La crisi etica e diplomatica che attanaglia l'Italia in questo momento non è un fatto incidentale, ma il risultato diretto di precise scelte politiche. Mentre lo scenario internazionale si infiamma – dalla tragedia umanitaria di Gaza alle tensioni in Europa Orientale – l'attuale governo di maggioranza è accusato di aver sostituito la fermezza di principio con una preoccupante complicità o, peggio, sottomissione.
Questo articolo solleva il velo sul silenzio assordante di Roma di fronte a presunte violazioni internazionali e sulla sorprendente selettività nell'applicazione del dovere fondamentale di ogni Stato: difendere i propri cittadini. Analizzeremo perché, in un'epoca di polarizzazione estrema, l'inazione governativa sia percepita non solo come un errore, ma come un pericolo istituzionale che rischia di erodere la fiducia democratica e spingere la società verso un inasprimento dello scontro. La colpa, in questa deriva, viene puntata direttamente contro la classe politica.
L’attuale scenario politico italiano è sempre più percepito da larghe fasce dell'opinione pubblica come un fallimento sistemico, dove le priorità del governo sembrano distanti anni luce dai principi fondamentali di tutela dei cittadini e di chiarezza etica in politica estera. La critica è univoca e tagliente: la colpa di questa deriva è dei politici che siedono nelle stanze del potere.
La Sottomissione alla Politica Estera
Uno dei nodi cruciali riguarda la gestione della crisi mediorientale e il rapporto con Israele. La posizione assunta dal governo di maggioranza è percepita come una grave forma di complicità. Non è mai stata emessa una condanna seria e netta contro quello che molti definiscono il genocidio in corso a Gaza, né contro l’espansione illegale dei coloni in Cisgiordania.
La prassi diplomatica, che in circostanze ben meno gravi prevede l'immediato richiamo dell’ambasciatore, non è mai stata attivata per l'ambasciatore israeliano, nemmeno di fronte a fatti di gravità internazionale. Ma la critica più amara riguarda la mancata difesa dei cittadini italiani coinvolti in scenari tesi, come nel caso della Flottiglia o il recente episodio in Cisgiordania.
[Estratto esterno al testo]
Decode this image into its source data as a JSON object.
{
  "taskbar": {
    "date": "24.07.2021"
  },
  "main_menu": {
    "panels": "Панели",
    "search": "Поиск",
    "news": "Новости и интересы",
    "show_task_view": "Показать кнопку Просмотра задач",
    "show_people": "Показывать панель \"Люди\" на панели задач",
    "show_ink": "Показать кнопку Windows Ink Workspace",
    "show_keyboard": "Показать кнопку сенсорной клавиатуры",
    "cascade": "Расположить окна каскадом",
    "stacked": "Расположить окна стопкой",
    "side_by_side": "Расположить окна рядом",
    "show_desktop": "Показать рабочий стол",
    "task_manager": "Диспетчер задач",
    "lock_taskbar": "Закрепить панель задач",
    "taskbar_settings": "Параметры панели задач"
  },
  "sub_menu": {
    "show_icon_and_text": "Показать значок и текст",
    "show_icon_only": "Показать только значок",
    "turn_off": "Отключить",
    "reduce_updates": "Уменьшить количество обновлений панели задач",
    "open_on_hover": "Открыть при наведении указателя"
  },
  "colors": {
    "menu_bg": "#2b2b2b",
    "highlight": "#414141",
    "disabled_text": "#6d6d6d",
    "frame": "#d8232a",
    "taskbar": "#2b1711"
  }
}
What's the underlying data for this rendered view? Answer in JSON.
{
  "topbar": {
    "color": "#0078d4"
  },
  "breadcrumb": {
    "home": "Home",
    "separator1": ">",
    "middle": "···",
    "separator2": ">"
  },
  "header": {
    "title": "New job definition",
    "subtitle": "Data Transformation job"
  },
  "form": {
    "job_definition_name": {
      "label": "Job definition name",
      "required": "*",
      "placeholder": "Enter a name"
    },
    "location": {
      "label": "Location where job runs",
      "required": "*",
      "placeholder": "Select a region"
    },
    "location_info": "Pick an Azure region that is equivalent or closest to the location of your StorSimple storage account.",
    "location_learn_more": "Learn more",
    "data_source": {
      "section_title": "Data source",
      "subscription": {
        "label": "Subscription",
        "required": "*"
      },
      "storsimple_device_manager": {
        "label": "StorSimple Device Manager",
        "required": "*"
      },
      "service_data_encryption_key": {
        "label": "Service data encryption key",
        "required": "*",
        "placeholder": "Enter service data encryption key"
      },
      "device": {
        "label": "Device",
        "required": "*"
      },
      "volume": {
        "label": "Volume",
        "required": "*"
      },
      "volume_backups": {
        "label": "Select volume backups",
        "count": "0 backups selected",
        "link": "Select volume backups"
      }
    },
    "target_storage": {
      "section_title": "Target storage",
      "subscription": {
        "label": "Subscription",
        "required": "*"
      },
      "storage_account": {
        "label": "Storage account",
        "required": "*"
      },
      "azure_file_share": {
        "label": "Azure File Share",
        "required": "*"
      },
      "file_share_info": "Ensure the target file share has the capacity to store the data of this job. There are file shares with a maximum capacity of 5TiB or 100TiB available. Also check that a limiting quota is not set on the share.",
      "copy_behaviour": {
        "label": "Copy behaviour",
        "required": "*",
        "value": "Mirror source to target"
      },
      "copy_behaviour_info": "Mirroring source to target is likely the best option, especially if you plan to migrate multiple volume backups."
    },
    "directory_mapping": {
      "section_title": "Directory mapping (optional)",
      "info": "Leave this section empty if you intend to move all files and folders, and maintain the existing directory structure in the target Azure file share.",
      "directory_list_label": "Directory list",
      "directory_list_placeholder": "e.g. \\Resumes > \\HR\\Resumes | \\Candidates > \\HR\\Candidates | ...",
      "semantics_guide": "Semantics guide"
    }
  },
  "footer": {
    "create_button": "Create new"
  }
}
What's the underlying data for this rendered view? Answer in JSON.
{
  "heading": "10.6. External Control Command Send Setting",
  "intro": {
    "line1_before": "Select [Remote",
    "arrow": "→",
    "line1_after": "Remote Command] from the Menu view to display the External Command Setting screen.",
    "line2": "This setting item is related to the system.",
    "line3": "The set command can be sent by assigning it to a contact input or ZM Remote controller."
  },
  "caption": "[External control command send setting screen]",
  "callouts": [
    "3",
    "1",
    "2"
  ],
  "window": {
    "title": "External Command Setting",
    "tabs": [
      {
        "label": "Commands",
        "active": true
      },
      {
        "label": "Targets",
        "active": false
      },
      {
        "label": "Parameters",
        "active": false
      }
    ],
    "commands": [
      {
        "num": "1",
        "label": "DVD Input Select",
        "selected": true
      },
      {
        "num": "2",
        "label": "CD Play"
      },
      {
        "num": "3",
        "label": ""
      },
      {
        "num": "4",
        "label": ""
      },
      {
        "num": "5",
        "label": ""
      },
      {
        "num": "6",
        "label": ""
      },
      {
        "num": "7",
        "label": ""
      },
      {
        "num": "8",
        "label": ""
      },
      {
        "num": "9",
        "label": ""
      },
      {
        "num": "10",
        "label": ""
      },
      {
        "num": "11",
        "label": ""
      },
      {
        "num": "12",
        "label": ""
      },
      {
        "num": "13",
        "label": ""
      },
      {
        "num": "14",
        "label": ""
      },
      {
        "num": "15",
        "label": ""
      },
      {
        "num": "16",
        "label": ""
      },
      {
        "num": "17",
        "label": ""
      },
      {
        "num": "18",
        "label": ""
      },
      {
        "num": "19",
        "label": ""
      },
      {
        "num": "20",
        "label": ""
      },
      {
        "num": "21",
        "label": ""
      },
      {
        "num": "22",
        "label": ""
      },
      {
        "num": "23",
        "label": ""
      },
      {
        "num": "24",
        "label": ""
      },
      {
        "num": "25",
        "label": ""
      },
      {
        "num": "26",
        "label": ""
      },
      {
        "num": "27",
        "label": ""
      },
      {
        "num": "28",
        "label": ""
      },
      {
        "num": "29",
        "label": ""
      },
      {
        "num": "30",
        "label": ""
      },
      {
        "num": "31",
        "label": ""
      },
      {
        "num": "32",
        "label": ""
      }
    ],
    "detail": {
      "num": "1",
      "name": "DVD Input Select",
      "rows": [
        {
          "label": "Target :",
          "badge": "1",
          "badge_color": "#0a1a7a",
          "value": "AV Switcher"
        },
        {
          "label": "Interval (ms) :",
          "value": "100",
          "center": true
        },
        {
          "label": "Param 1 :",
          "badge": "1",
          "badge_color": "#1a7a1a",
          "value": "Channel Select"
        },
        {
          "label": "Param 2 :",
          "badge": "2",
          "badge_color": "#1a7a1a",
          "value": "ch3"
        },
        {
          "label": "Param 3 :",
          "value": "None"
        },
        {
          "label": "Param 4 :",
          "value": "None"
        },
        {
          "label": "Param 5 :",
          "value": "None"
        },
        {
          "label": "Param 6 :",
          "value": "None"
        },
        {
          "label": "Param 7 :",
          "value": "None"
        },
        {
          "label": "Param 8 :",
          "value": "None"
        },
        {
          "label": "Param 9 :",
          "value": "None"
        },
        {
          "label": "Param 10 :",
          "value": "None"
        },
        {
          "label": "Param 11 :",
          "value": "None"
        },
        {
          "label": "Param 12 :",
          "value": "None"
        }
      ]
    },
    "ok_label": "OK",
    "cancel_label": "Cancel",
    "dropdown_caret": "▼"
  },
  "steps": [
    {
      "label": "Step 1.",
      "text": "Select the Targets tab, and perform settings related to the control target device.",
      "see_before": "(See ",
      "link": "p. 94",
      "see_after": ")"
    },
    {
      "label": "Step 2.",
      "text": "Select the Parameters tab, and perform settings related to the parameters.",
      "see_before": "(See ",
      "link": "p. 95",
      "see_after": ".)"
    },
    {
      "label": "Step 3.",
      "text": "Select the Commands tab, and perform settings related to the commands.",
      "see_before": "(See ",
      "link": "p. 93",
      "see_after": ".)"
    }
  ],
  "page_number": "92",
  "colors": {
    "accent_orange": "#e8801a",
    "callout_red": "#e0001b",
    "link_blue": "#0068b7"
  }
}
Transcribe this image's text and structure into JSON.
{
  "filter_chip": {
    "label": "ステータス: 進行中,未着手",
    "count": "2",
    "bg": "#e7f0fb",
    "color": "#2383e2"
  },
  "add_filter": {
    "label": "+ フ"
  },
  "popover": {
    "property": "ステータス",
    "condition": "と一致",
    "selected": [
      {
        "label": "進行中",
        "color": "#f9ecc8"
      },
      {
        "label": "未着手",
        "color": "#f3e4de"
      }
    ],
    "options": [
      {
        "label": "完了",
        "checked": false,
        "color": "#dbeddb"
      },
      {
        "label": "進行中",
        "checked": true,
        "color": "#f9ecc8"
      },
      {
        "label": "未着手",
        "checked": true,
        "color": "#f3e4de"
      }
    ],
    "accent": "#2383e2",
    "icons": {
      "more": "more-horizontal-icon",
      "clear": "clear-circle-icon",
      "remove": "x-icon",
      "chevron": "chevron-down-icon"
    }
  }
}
In un contesto in cui, si afferma, Israele arriva a lanciare velate minacce, il silenzio del governo italiano viene letto come un’assurda, e pericolosa, accettazione.
La Doppia Misura sulla Tutela dei Cittadini
L’altro fronte di critica è interno, ma con implicazioni internazionali, e si concentra sul concetto di difesa nazionale. L'esempio più lampante è il trattamento riservato a Ilaria Salis. Indipendentemente dalle sue posizioni politiche o dalla gravità delle accuse, Salis è una cittadina italiana detenuta all'estero. Un governo serio, si sostiene, ha il dovere etico e legale di difendere tutti i suoi cittadini – di destra, di sinistra, o apolitici – garantendo il rispetto dei diritti umani e un equo processo.
Lo stesso principio viene applicato alla figura di Francesca Albanese, Relatrice Speciale delle Nazioni Unite. Anch’essa cittadina italiana, Albanese è stata oggetto di attacchi e delegittimazione da parte di esponenti governativi italiani, invece di ricevere il pieno supporto istituzionale. La percezione è che il governo non solo manchi di difendere, ma arrivi ad attaccare i propri connazionali, trasformando la tutela nazionale in uno strumento di selezione ideologica.
Il Pericolo della Repressione e dello Scontro
Questa gestione politica, fatta di silenzi e di doppia morale, è vista come una miccia accesa. “Tutto questo non va bene,” si legge nella protesta, “Questo governo è pericoloso.”
La frustrazione e la rabbia sociale generata da questa percezione di ingiustizia e sottomissione possono sfociare in episodi di protesta più estremi – come quello recente che ha coinvolto il quotidiano La Stampa – e, si teme, potenzialmente degenerare. La storia è un monito inequivocabile: la repressione ha sempre portato a uno scontro fisico. Le voci che provengono da spazi sociali critici e centri di aggregazione come Askatasuna, e Leoncavallo avvertono: la strada del diniego e dell'inazione governativa non è la soluzione, ma l'anticamera di una crisi sociale e politica più profonda.
Il monito è chiaro: il silenzio diplomatico e la selettività nella tutela dei diritti civili stanno creando un clima di crescente tensione che i politici, con la loro inazione, non fanno altro che alimentare.